Zgłoszenie o tym niecodziennym zdarzeniu policjanci dostali od kobiety, która jechała za mercedesem na kujawsko-pomorskich numerach rejestracyjnych. – Zobaczyła, że w stojącym przed przejazdem kolejowym samochodzie otworzyła się klapa bagażnika i wyjrzała z niej... koza. Po czym kierowca auta położył zwierzę i zamknął bagażnik - opowiada podkom. Bożena Bujakiewicz, z komendy policji w Ostródzie.

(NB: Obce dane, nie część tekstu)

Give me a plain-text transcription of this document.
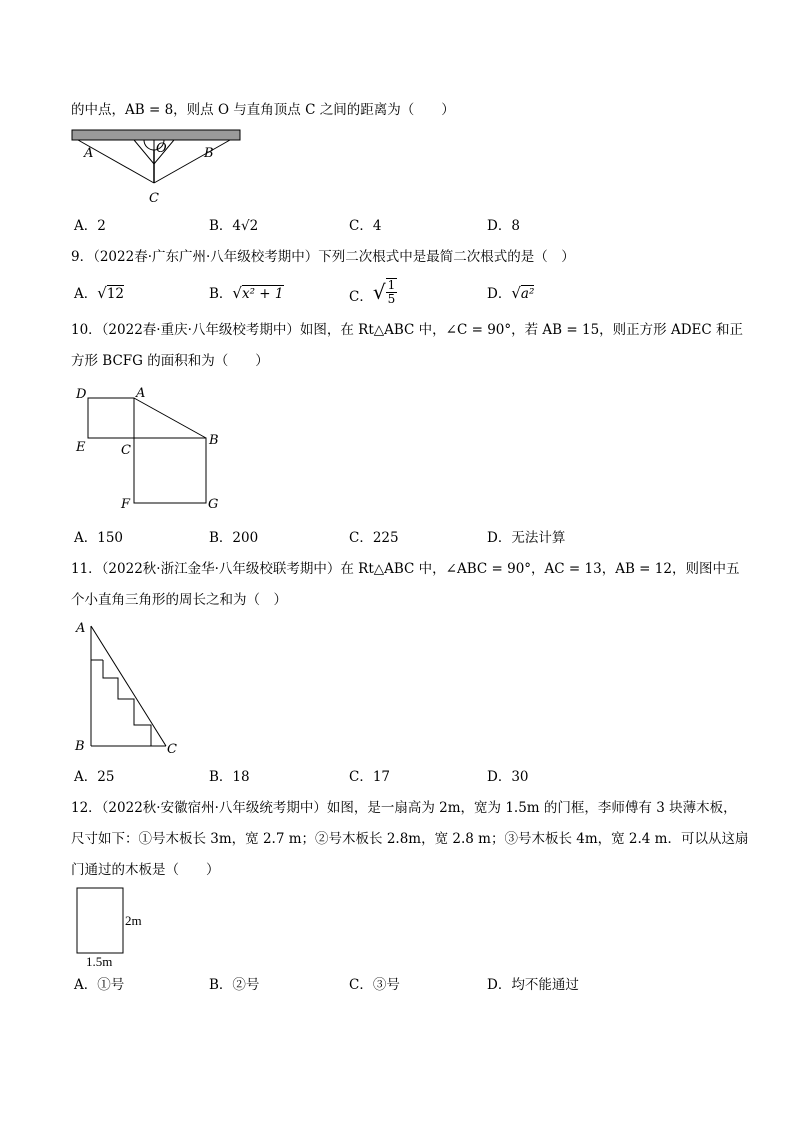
的中点，AB = 8，则点 O 与直角顶点 C 之间的距离为（　　）
A	O	B
C
A．2	B．4√2	C．4	D．8
9．（2022春·广东广州·八年级校考期中）下列二次根式中是最简二次根式的是（　）
A．√12	B．√x² + 1	C．√ $\frac{1}{5}$	D．√a²
10．（2022春·重庆·八年级校考期中）如图，在 Rt△ABC 中，∠C = 90°，若 AB = 15，则正方形 ADEC 和正
方形 BCFG 的面积和为（　　）
D	A
E	C
B
F	G
A．150	B．200	C．225	D．无法计算
11．（2022秋·浙江金华·八年级校联考期中）在 Rt△ABC 中，∠ABC = 90°，AC = 13，AB = 12，则图中五
个小直角三角形的周长之和为（　）
A
B	C
A．25	B．18	C．17	D．30
12．（2022秋·安徽宿州·八年级统考期中）如图，是一扇高为 2m，宽为 1.5m 的门框，李师傅有 3 块薄木板，
尺寸如下：①号木板长 3m，宽 2.7 m；②号木板长 2.8m，宽 2.8 m；③号木板长 4m，宽 2.4 m．可以从这扇
门通过的木板是（　　）
2m
1.5m
A．①号	B．②号	C．③号	D．均不能通过
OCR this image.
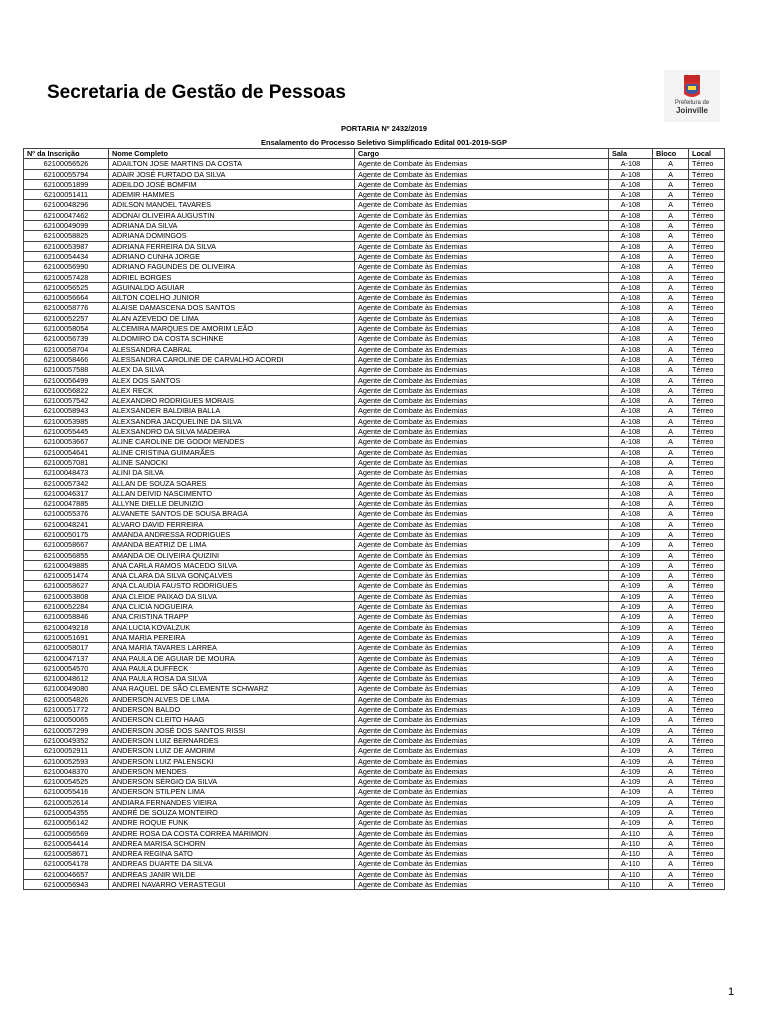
Secretaria de Gestão de Pessoas	Prefeitura de
Joinville
PORTARIA Nº 2432/2019
Ensalamento do Processo Seletivo Simplificado Edital 001-2019-SGP
Nº da Inscrição	Nome Completo	Cargo	Sala	Bloco	Local
62100056526	ADAILTON JOSE MARTINS DA COSTA	Agente de Combate às Endemias	A-108	A	Térreo
62100055794	ADAIR JOSÉ FURTADO DA SILVA	Agente de Combate às Endemias	A-108	A	Térreo
62100051899	ADEILDO JOSÉ BOMFIM	Agente de Combate às Endemias	A-108	A	Térreo
62100051411	ADEMIR HAMMES	Agente de Combate às Endemias	A-108	A	Térreo
62100048296	ADILSON MANOEL TAVARES	Agente de Combate às Endemias	A-108	A	Térreo
62100047462	ADONAI OLIVEIRA AUGUSTIN	Agente de Combate às Endemias	A-108	A	Térreo
62100049099	ADRIANA DA SILVA	Agente de Combate às Endemias	A-108	A	Térreo
62100058825	ADRIANA DOMINGOS	Agente de Combate às Endemias	A-108	A	Térreo
62100053987	ADRIANA FERREIRA DA SILVA	Agente de Combate às Endemias	A-108	A	Térreo
62100054434	ADRIANO CUNHA JORGE	Agente de Combate às Endemias	A-108	A	Térreo
62100056990	ADRIANO FAGUNDES DE OLIVEIRA	Agente de Combate às Endemias	A-108	A	Térreo
62100057428	ADRIEL BORGES	Agente de Combate às Endemias	A-108	A	Térreo
62100056525	AGUINALDO AGUIAR	Agente de Combate às Endemias	A-108	A	Térreo
62100056664	AILTON COELHO JUNIOR	Agente de Combate às Endemias	A-108	A	Térreo
62100058776	ALAISE DAMASCENA DOS SANTOS	Agente de Combate às Endemias	A-108	A	Térreo
62100052257	ALAN AZEVEDO DE LIMA	Agente de Combate às Endemias	A-108	A	Térreo
62100058054	ALCEMIRA MARQUES DE AMORIM LEÃO	Agente de Combate às Endemias	A-108	A	Térreo
62100056739	ALDOMIRO DA COSTA SCHINKE	Agente de Combate às Endemias	A-108	A	Térreo
62100058704	ALESSANDRA CABRAL	Agente de Combate às Endemias	A-108	A	Térreo
62100058466	ALESSANDRA CAROLINE DE CARVALHO ACORDI	Agente de Combate às Endemias	A-108	A	Térreo
62100057588	ALEX DA SILVA	Agente de Combate às Endemias	A-108	A	Térreo
62100056499	ALEX DOS SANTOS	Agente de Combate às Endemias	A-108	A	Térreo
62100056822	ALEX RECK	Agente de Combate às Endemias	A-108	A	Térreo
62100057542	ALEXANDRO RODRIGUES MORAIS	Agente de Combate às Endemias	A-108	A	Térreo
62100058943	ALEXSANDER BALDIBIA BALLA	Agente de Combate às Endemias	A-108	A	Térreo
62100053985	ALEXSANDRA JACQUELINE DA SILVA	Agente de Combate às Endemias	A-108	A	Térreo
62100055445	ALEXSANDRO DA SILVA MADEIRA	Agente de Combate às Endemias	A-108	A	Térreo
62100053667	ALINE CAROLINE DE GODOI MENDES	Agente de Combate às Endemias	A-108	A	Térreo
62100054641	ALINE CRISTINA GUIMARÃES	Agente de Combate às Endemias	A-108	A	Térreo
62100057081	ALINE SANOCKI	Agente de Combate às Endemias	A-108	A	Térreo
62100048473	ALINI DA SILVA	Agente de Combate às Endemias	A-108	A	Térreo
62100057342	ALLAN DE SOUZA SOARES	Agente de Combate às Endemias	A-108	A	Térreo
62100046317	ALLAN DEIVID NASCIMENTO	Agente de Combate às Endemias	A-108	A	Térreo
62100047885	ALLYNE DIELLE DEUNIZIO	Agente de Combate às Endemias	A-108	A	Térreo
62100055376	ALVANETE SANTOS DE SOUSA BRAGA	Agente de Combate às Endemias	A-108	A	Térreo
62100048241	ALVARO DAVID FERREIRA	Agente de Combate às Endemias	A-108	A	Térreo
62100050175	AMANDA ANDRESSA RODRIGUES	Agente de Combate às Endemias	A-109	A	Térreo
62100058667	AMANDA BEATRIZ DE LIMA	Agente de Combate às Endemias	A-109	A	Térreo
62100056855	AMANDA DE OLIVEIRA QUIZINI	Agente de Combate às Endemias	A-109	A	Térreo
62100049885	ANA CARLA RAMOS MACEDO SILVA	Agente de Combate às Endemias	A-109	A	Térreo
62100051474	ANA CLARA DA SILVA GONÇALVES	Agente de Combate às Endemias	A-109	A	Térreo
62100058627	ANA CLAUDIA FAUSTO RODRIGUES	Agente de Combate às Endemias	A-109	A	Térreo
62100053808	ANA CLEIDE PAIXAO DA SILVA	Agente de Combate às Endemias	A-109	A	Térreo
62100052284	ANA CLICIA NOGUEIRA	Agente de Combate às Endemias	A-109	A	Térreo
62100058846	ANA CRISTINA TRAPP	Agente de Combate às Endemias	A-109	A	Térreo
62100049218	ANA LUCIA KOVALZUK	Agente de Combate às Endemias	A-109	A	Térreo
62100051691	ANA MARIA PEREIRA	Agente de Combate às Endemias	A-109	A	Térreo
62100058017	ANA MARIA TAVARES LARREA	Agente de Combate às Endemias	A-109	A	Térreo
62100047137	ANA PAULA DE AGUIAR DE MOURA	Agente de Combate às Endemias	A-109	A	Térreo
62100054570	ANA PAULA DUFFECK	Agente de Combate às Endemias	A-109	A	Térreo
62100048612	ANA PAULA ROSA DA SILVA	Agente de Combate às Endemias	A-109	A	Térreo
62100049080	ANA RAQUEL DE SÃO CLEMENTE SCHWARZ	Agente de Combate às Endemias	A-109	A	Térreo
62100054826	ANDERSON ALVES DE LIMA	Agente de Combate às Endemias	A-109	A	Térreo
62100051772	ANDERSON BALDO	Agente de Combate às Endemias	A-109	A	Térreo
62100050065	ANDERSON CLEITO HAAG	Agente de Combate às Endemias	A-109	A	Térreo
62100057299	ANDERSON JOSÉ DOS SANTOS RISSI	Agente de Combate às Endemias	A-109	A	Térreo
62100049352	ANDERSON LUIZ BERNARDES	Agente de Combate às Endemias	A-109	A	Térreo
62100052911	ANDERSON LUIZ DE AMORIM	Agente de Combate às Endemias	A-109	A	Térreo
62100052593	ANDERSON LUIZ PALENSCKI	Agente de Combate às Endemias	A-109	A	Térreo
62100048370	ANDERSON MENDES	Agente de Combate às Endemias	A-109	A	Térreo
62100054525	ANDERSON SÉRGIO DA SILVA	Agente de Combate às Endemias	A-109	A	Térreo
62100055416	ANDERSON STILPEN LIMA	Agente de Combate às Endemias	A-109	A	Térreo
62100052614	ANDIARA FERNANDES VIEIRA	Agente de Combate às Endemias	A-109	A	Térreo
62100054355	ANDRÉ DE SOUZA MONTEIRO	Agente de Combate às Endemias	A-109	A	Térreo
62100056142	ANDRE ROQUE FUNK	Agente de Combate às Endemias	A-109	A	Térreo
62100056569	ANDRE ROSA DA COSTA CORREA MARIMON	Agente de Combate às Endemias	A-110	A	Térreo
62100054414	ANDREA MARISA SCHORN	Agente de Combate às Endemias	A-110	A	Térreo
62100058671	ANDREA REGINA SATO	Agente de Combate às Endemias	A-110	A	Térreo
62100054178	ANDREAS DUARTE DA SILVA	Agente de Combate às Endemias	A-110	A	Térreo
62100046657	ANDREAS JANIR WILDE	Agente de Combate às Endemias	A-110	A	Térreo
62100056943	ANDREI NAVARRO VERASTEGUI	Agente de Combate às Endemias	A-110	A	Térreo
1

Mundurowi pojechali za wskazanym przez kobietę samochodem i zatrzymali go do kontroli. – Początkowo kierowca nie chciał otworzyć bagażnika, potem nieco go tylko uchylił. Tam rzeczywiście była koza. Mężczyzna tłumaczył, że nie chce jej pokazać, bo boi się, że zwierzę mu ucieknie – tłumaczy podkom. Bujakiewicz.

Kierowca został zatrzymany na komendzie. – Policjantom tłumaczył, że kupił kozę pod Morągiem i wiózł ją do domu pod Brodnicę. Wsadził do bagażnika, bo nie miał jak przewieźć zwierzęcia – mówi policjantka.

Mężczyznę zwolniono do domu. Ale to nie kończy sprawy. Policjanci zbierają materiały i wtedy zdecydują czy postawić zarzuty właścicielowi kozy za znęcanie się nad zwierzęciem.

Sama koza zmęczona trudami podróży trafiła do specjalistycznego gospodarstwa rolnego. Właściciel będzie mógł ją odebrać jak przyjedzie samochodem z przyczepą do przewozu zwierząt.